Visual inspection error research in a variety of industries including manufacturing, administrative, finance, healthcare, and others. This work has involved the development and application of probability models, economic models, and optimization methods to maximize the quality of outgoing product at the minimal overall cost. Results include statistical and economic models of acceptance sampling plans, the use of multiple 100% (imperfect) inspections, and the derivation of corresponding minimal cost models. Extensions to similar problems that arise in healthcare include cervical and breast cancer screening errors, laboratory diagnostic errors, medication errors, and others.

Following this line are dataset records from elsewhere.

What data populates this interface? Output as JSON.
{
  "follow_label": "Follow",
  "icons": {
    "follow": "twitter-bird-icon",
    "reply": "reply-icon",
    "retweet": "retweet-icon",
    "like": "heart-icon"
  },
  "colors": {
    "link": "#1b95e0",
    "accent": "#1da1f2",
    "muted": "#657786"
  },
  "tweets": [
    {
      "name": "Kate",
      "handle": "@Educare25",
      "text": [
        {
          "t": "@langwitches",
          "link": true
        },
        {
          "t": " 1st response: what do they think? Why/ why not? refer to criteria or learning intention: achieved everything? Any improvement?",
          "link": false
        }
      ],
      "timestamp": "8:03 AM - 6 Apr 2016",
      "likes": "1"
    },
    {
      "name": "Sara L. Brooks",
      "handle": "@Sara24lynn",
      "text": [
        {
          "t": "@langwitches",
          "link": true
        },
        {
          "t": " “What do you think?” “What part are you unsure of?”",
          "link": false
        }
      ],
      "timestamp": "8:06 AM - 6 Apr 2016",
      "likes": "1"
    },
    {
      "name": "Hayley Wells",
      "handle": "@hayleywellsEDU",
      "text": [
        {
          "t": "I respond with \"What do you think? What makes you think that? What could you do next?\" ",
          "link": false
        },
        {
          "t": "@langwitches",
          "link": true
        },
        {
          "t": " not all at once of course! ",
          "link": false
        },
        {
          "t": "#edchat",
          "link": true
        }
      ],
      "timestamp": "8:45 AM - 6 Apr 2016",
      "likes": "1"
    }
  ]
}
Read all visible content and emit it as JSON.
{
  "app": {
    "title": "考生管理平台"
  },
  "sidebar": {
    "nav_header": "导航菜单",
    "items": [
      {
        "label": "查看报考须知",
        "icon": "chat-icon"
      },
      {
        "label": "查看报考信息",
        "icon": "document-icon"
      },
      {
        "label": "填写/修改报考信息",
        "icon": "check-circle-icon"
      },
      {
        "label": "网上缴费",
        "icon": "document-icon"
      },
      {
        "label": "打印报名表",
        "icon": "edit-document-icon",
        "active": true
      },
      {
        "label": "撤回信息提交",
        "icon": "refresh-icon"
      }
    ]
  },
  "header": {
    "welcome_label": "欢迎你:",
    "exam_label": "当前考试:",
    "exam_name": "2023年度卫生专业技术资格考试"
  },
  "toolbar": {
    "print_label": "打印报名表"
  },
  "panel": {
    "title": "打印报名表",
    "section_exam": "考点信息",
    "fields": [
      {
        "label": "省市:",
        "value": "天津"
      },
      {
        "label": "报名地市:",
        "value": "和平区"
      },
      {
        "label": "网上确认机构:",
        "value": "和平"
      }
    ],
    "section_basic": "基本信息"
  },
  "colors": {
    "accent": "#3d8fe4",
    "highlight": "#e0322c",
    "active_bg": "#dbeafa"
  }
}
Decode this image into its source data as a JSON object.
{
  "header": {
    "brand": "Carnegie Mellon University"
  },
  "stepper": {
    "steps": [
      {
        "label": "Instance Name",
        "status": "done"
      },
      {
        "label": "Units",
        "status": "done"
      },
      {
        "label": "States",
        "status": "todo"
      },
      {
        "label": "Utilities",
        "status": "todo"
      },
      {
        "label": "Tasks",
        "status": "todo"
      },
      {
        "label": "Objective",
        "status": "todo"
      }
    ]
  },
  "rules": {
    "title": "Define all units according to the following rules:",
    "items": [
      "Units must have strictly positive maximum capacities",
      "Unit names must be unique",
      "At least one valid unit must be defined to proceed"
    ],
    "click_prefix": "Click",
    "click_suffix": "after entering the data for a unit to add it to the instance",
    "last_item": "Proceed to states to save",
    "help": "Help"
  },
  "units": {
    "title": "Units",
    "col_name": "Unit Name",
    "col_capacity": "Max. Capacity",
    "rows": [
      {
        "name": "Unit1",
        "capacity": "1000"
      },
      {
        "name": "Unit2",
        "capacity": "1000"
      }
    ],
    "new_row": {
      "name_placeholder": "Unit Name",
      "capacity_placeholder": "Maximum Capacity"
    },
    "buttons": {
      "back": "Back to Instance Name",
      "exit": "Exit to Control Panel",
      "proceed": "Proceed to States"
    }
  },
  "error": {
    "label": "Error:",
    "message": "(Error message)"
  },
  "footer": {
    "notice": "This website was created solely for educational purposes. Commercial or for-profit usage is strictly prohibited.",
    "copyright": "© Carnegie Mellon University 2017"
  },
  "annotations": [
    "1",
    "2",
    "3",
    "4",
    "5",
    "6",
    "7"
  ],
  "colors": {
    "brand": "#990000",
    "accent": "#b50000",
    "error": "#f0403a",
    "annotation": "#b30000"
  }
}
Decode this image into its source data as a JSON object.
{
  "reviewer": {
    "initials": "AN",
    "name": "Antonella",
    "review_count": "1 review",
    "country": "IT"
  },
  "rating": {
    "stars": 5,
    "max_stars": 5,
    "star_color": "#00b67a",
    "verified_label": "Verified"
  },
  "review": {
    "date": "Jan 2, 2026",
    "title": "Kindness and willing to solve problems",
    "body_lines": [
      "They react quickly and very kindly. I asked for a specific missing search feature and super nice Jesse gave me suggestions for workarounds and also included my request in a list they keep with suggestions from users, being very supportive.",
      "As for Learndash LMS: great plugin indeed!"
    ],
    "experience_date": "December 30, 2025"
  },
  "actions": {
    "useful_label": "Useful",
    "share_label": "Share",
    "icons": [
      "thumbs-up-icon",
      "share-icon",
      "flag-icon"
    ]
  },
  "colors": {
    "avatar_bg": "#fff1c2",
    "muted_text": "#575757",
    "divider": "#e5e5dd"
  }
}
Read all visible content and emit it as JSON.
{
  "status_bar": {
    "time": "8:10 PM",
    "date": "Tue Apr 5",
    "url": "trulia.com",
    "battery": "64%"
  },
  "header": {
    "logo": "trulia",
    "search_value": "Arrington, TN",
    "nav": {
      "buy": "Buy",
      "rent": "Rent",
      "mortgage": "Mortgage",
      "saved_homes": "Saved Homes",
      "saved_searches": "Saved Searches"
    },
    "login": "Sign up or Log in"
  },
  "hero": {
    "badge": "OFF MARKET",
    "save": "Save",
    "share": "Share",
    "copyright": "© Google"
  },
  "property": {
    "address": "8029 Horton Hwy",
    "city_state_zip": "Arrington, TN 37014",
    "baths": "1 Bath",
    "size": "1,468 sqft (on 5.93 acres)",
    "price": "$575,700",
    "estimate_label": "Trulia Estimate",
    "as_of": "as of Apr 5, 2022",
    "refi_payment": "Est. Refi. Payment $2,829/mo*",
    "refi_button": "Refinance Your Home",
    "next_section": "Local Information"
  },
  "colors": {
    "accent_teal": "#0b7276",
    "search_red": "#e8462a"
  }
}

Cancer and Clinical Laboratory Screening Models

This research is concerned with the overall sensitivity, specificity, and cost of laboratory processes for screening Pap smears for early indications of cervical cancer or its precursors, with particular focus on the policy required by the Clinical Laboratory Improvement Amendments Act (CLIA). Mathematical and economic models have been developed that prove CLIA is never optimal by any criteria and always increases total costs, overall sensitivity under CLIA never can be improved beyond certain mathematical bounds, no amount of partial screening ever is optimal, and multiple evaluations of each smear in some cases is optimal. The proposed use of automated rescreening technology as recently approved by the FDA also can dramatically increase overall costs without significantly improving sensitivity, despite widespread marketing by manufacturers to the contrary.

Frontier Estimation Analysis

Existent and new frontier estimation methods are being used in two separate studies to examine the production efficiency of healthcare quality and the production of safety, including the use of data envelopment analysis and stochastic frontier estimation. This work includes the analysis of several large-scale US healthcare data sets, the introduction of mathematical statistics into data envelopment analysis methods, and a comparison of existent and new methods for determining appropriate stratifications of all decision making units into peer performance sets.